朝になったにも関わらず、京平は床で横になったまま起き上がらない。顔色は青白く、脱力している。
太市が声をかけても、「大丈夫」と繰り返すばかりでその呂律も回っていない。

「頑固者が祟ったな。昨日の水を素直に飲んでりゃいいものを」
と、斜向かいの牢から見ていた囚人が言う。

囚人は元気よく喋り始めたが、その頬は痩せこけ、身体中が土まみれだった。
牢屋に閉じ込められている囚人たちは皆、まともな水や食事を与えられていない。
牢屋に入れられて長い者はそのことを知っているため、雨の日に器を用意して天井から落ちてくる雨水を貯めているらしい。

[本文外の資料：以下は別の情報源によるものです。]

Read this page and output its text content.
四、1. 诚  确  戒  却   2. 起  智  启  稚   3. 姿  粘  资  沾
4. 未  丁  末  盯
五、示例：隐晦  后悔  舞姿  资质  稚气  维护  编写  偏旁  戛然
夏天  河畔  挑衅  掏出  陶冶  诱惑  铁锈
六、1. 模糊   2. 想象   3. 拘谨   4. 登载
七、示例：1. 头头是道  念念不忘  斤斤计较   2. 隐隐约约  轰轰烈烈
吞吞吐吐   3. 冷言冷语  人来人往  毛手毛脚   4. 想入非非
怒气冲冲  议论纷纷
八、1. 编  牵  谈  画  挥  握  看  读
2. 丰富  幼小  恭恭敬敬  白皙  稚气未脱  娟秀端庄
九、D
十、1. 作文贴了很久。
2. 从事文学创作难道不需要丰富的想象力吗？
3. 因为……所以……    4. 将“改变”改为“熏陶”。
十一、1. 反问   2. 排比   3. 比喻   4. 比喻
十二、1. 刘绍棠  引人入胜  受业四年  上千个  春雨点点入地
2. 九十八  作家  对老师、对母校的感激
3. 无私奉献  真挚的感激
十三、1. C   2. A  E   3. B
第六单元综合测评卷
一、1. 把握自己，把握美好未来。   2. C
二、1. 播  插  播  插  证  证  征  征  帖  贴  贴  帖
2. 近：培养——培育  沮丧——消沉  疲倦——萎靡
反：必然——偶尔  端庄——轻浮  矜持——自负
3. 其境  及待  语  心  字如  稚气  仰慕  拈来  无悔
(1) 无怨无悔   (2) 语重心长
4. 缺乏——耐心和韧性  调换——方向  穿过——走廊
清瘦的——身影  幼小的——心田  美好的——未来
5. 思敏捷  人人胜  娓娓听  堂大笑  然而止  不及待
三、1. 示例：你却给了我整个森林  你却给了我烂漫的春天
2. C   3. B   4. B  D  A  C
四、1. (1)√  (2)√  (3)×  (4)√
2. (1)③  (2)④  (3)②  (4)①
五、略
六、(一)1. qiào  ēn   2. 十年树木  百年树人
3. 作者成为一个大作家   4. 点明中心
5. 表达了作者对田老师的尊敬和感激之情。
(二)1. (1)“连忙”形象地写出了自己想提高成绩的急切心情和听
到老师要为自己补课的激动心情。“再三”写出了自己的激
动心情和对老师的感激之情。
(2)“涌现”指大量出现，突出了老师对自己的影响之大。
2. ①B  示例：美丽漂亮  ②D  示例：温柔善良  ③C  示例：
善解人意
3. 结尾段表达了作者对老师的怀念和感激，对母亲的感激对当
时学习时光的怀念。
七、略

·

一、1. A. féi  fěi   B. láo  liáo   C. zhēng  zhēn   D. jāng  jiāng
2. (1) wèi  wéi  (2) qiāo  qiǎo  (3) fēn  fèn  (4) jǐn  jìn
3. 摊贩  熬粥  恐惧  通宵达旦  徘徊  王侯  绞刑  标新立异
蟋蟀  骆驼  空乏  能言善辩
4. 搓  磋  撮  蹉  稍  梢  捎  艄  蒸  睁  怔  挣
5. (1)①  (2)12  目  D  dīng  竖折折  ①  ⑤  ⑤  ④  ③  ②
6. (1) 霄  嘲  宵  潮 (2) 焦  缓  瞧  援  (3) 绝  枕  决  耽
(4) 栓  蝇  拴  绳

「その水ももう空になっちまった。ここ数日雨は降っていないし、数日に一度は食べ物が配られるがそれも王の気まぐれさ」
「前に食べ物が配られたのは、いつなんだ?」
と太市が尋ねる。
「四日ほど前かな。そろそろ次の飯が来てもおかしくねぇが、米の収穫前で食べ物が少ないからな、期待しない方がいい。もしそこでぶっ倒れてる奴が死んだら、その分の飯は取っとけよ」
「そんなこと言うなよ、冗談でも死んだら、なんて」
「綺麗事言ってられるのも今のうちだ。お前の隣の牢の奴だってもうわずかな命だろう。こんなことにはじきに慣れるさ。全ては王の気まぐれで釈放が許されるのを待つだけだ」
「あんたは、どうして牢屋に?」
「大層な罪があったら話の種になったけどな、生憎だがおまえたちと同じで大した罪はねぇよ」

そう言って囚人は牢屋の奥へ下がり、床に突っ伏した。
太市はまた、京平の様子を見る。
おそらく脱水症状だと太市は考えたが、どうすることもできない。
牢屋の外へ声をかけても兵士がやってくる様子はないし、他の牢屋の囚人から貯めている雨水を分けてもらおうにも、ほとんどが瀕死の状態である。

太市はどうしようもなく、ただ京平に寄り添うことしかできない。
また歌織が水と食料を持ってきてくれたら、と願うばかりだった。